Racial disparities were found: “Although Black individuals comprise about 19% of the Minneapolis population, 63% of all use of force incidents that MPD officers recorded were against Black individuals.”
For those eager to offer up a litany of “yeah buts,” the study’s authors, guided by experts in the field, controlled for race. It compared incidents where the details were similar, such as the officer’s justifications for a stop, or if a weapon was involved.
Over and over, race mattered in the outcomes.

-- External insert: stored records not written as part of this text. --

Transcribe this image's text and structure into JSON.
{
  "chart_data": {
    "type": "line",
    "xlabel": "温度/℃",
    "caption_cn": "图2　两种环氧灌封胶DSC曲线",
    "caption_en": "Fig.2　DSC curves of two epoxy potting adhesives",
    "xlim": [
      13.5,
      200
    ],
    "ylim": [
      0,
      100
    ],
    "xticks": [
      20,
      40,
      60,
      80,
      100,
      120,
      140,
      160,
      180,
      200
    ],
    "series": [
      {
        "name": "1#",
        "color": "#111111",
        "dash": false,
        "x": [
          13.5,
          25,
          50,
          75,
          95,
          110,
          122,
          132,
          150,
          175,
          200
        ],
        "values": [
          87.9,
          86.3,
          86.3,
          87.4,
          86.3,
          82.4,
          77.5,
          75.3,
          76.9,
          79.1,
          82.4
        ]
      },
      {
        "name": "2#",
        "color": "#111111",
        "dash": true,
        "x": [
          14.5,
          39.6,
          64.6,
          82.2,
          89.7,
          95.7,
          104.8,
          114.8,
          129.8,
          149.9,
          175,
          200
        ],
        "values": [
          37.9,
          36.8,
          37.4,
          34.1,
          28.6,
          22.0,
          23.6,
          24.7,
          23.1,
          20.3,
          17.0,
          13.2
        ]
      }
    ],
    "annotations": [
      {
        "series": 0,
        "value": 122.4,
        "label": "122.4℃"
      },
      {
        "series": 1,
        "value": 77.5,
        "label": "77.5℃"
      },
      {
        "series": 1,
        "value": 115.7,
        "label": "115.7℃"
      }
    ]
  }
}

People of color, including many indigenous, were treated more harshly, and given less latitude.
And yet people wonder why communities of color distrust police.
Similar comprehensive reports of other departments are the way forward.
Without a broad, nuanced look, solutions will be flimsy, or merely handouts to shut critics up.
The Minnesota study said so, just less bluntly: “Without fundamental organizational culture changes, reforming MPD’s policies, procedures, and trainings will be meaningless.”
Floyd’s murder was so sadistic, so brazen, that it became dismissible to some.
The idea that Chauvin was the one bad apple in an otherwise functioning department became common. The stance is comforting to those who don’t want to believe that police can do awful things to citizens. In reality, dysfunctional departments, poor training and a lack of oversight guarantee the perpetuation of these problems.
It’s past time to do the work. We need to uncover what might be deeply unsettling truths, along with avenues for reform, city-by-city across America.